The geopolitical landscape has not helped the situation as the Ukraine war continues and the Middle East conflict has escalated.

 Crude Oil- A leading inflation barometer is bullish and could become volatile

  • Nearby NYMEX crude oil prices have rallied 29.5% from the December 2023 $67.71 low to a $87.67 high in April 2024.
  • Nearby Brent crude oil prices have rallied 27.5% from the December 2023 $72.30 low to a $92.18 high in April 2024.
  • The ongoing conflict in the Middle East will likely keep a bid under the energy commodity, which is inflationary.

 The path of gold and silver prices indicates inflation

  • Gold continues to rise to new all-term highs, with the latest peak on April 12 at $2,448.80 per ounce on the June COMEX futures contract.
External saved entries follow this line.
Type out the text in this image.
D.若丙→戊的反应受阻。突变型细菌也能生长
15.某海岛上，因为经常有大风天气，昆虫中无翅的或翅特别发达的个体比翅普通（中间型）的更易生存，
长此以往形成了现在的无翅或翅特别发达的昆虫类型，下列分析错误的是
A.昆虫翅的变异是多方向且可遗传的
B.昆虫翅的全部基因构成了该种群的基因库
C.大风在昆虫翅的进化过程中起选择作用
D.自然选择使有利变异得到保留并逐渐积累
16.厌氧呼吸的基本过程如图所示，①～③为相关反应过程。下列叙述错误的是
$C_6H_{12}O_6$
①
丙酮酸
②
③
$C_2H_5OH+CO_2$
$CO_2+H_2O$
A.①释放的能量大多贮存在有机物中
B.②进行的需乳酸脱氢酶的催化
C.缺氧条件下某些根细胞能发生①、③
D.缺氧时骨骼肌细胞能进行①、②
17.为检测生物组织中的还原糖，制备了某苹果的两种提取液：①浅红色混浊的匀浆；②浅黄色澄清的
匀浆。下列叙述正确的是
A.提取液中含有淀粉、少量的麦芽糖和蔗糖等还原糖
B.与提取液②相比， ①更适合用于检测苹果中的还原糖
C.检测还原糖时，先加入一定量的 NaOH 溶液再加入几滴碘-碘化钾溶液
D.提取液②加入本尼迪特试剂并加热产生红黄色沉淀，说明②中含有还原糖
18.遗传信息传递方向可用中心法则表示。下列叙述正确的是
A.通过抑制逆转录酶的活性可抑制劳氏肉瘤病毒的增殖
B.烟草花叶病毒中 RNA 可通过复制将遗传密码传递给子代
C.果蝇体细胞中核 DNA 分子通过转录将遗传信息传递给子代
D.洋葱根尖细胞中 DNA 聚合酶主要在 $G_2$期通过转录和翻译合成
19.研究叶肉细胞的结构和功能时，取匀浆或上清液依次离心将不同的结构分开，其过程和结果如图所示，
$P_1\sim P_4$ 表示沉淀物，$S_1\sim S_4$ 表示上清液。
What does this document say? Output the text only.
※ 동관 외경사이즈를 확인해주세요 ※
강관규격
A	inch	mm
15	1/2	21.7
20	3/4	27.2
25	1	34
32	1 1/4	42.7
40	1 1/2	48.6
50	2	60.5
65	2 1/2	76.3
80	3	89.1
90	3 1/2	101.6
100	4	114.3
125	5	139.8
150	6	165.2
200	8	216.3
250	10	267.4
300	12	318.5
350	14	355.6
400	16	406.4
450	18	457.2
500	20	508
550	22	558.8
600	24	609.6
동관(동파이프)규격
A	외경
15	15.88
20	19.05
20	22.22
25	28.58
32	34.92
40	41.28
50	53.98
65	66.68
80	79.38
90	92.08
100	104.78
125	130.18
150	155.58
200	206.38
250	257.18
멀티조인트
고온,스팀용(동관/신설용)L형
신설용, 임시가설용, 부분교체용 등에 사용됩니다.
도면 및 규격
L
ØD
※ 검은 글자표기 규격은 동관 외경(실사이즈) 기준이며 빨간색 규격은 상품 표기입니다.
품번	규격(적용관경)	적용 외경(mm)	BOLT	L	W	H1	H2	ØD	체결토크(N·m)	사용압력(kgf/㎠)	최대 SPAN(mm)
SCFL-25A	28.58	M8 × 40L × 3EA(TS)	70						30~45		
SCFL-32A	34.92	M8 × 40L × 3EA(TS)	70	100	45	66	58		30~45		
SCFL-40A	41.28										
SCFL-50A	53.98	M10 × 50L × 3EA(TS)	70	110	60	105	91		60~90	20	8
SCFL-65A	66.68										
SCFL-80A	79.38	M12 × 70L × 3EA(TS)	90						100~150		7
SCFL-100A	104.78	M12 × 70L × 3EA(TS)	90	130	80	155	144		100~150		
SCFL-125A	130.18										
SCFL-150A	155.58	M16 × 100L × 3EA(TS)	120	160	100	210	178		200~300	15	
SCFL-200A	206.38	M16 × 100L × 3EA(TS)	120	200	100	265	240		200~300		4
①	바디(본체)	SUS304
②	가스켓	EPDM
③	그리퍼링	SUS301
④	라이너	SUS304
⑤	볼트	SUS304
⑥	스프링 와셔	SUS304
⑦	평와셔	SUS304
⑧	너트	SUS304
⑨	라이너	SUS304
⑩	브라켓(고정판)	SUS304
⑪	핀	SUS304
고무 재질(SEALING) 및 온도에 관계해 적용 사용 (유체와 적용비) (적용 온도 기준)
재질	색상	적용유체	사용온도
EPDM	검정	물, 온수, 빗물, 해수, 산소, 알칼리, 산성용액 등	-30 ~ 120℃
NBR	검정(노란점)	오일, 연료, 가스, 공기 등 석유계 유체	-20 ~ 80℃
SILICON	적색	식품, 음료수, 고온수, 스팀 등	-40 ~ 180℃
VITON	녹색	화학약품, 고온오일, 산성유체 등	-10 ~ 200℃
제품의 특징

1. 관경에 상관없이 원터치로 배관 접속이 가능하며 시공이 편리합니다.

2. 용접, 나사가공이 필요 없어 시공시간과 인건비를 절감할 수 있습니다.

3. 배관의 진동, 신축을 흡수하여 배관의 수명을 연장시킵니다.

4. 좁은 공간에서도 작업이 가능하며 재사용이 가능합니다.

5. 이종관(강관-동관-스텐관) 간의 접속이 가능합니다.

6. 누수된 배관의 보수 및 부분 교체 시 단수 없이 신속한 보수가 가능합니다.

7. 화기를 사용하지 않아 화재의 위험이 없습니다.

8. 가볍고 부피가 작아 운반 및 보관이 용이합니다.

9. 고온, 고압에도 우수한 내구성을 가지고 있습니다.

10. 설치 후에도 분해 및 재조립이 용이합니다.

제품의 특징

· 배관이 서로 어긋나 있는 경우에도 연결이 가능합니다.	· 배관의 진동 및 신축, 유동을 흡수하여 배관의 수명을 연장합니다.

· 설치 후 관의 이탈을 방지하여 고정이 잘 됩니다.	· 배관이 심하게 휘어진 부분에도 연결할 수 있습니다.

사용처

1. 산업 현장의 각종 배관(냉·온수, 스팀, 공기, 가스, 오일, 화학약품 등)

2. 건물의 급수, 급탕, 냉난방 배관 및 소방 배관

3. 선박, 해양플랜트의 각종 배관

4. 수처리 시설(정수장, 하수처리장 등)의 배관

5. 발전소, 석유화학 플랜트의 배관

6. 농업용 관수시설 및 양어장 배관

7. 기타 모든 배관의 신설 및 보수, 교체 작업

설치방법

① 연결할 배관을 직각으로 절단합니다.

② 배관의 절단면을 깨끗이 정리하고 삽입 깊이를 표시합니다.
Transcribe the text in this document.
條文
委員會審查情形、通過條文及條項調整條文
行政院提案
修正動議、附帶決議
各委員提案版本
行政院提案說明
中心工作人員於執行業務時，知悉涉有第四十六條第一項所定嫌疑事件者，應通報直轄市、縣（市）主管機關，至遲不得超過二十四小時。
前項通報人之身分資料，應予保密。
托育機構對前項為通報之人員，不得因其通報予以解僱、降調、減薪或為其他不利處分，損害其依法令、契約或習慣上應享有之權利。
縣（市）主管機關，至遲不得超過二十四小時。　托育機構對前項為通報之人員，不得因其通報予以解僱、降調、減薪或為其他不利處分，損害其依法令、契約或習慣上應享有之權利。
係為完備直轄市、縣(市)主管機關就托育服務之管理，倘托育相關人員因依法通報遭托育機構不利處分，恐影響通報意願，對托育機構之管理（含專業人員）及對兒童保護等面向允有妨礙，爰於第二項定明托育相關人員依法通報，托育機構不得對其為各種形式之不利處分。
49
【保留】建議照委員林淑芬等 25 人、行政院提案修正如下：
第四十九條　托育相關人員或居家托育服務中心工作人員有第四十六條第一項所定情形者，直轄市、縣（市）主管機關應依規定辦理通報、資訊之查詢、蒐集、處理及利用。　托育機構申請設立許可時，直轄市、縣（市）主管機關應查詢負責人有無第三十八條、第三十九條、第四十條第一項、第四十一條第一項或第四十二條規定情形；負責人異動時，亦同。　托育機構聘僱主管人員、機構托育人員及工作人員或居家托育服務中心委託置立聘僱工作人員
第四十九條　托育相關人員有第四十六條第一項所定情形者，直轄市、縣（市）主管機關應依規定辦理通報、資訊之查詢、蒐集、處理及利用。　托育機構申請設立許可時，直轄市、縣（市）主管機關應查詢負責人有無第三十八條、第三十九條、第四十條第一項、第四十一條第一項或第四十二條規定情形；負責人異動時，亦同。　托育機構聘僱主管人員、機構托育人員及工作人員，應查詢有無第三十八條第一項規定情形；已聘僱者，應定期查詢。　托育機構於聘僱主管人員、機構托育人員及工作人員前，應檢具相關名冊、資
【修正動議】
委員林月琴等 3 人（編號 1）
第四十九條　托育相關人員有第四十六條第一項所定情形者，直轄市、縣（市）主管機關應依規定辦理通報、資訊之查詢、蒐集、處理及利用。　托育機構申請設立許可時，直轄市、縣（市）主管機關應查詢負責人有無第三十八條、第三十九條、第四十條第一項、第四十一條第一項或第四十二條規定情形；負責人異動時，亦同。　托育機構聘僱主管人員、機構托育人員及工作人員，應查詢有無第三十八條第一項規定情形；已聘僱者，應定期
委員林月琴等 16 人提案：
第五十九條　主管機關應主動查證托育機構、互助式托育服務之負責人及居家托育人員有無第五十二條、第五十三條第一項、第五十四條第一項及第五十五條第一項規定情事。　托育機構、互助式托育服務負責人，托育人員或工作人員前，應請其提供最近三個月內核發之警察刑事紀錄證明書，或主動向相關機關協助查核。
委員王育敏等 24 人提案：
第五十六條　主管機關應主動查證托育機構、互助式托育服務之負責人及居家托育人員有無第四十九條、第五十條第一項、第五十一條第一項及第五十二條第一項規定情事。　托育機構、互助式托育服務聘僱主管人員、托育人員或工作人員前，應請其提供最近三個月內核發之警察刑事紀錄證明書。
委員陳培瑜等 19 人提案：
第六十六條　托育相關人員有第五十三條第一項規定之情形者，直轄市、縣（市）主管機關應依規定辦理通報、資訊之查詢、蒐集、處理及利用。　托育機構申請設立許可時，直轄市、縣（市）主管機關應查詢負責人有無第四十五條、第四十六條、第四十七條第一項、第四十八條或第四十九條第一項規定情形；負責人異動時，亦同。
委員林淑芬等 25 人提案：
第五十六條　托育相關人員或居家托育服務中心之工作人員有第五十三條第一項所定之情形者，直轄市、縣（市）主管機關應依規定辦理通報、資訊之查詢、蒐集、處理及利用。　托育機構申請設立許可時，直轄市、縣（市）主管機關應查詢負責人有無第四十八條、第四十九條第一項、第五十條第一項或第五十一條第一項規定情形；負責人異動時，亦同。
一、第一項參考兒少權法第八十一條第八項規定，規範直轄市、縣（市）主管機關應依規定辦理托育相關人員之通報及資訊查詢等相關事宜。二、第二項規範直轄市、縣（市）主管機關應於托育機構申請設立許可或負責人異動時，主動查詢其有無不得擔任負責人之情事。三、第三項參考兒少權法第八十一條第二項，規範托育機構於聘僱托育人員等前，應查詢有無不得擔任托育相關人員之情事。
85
June gold was above $2,345 per ounce on April 22.
  • May COMEX silver futures rose to the highest price since February 2021, at $29.905 per ounce, on April 12. May silver was at above the $27 level on April 22.
  • Gold and silver prices are inflation barometers.

 Base metals- Sanctions on Russian metals lit a bullish inflationary fuse

  • The United States and the United Kingdom rolled out new sanctions on Russian base metals in April 2024.
  • May COMEX copper, the base metals leader, rose to $4.5505 per pound on April 22, the highest price since June 2022.
  • LME copper, aluminum, nickel, lead, zinc, and tin prices were mostly higher than the Q1 2024 closing prices on April 22.

 Other commodities at or near record highs

  • Cocoa futures on the Intercontinental Exchange rose to a record $12,261 per ton high in April and were near the $11,000 level on April 22.
  • Nearby ICE Arabica coffee futures rose to a $2.5370 per pound high in April, the highest price since February 2022.
  • Cattle and hog prices remain in medium-term bullish trends, with live cattle reaching record highs in 2024.

 The 2% target is unrealistic- Rates may need to increase

  • The recent inflation data presents a roadblock for the Fed to ease monetary policy.
  • Government spending in an election year will likely continue. Geopolitical turmoil translates to a growing military budget.
  • Economic growth, a strong jobs market, and elevated inflation could mean the next monetary policy surprise will be a rate hike.

The Fed’s 2% inflation target has become challenging as prices remain high, economic growth is robust, and the employment picture is strong. If the Fed plans to lower rates, it must adjust its target or ignore the benchmark it has touted for years.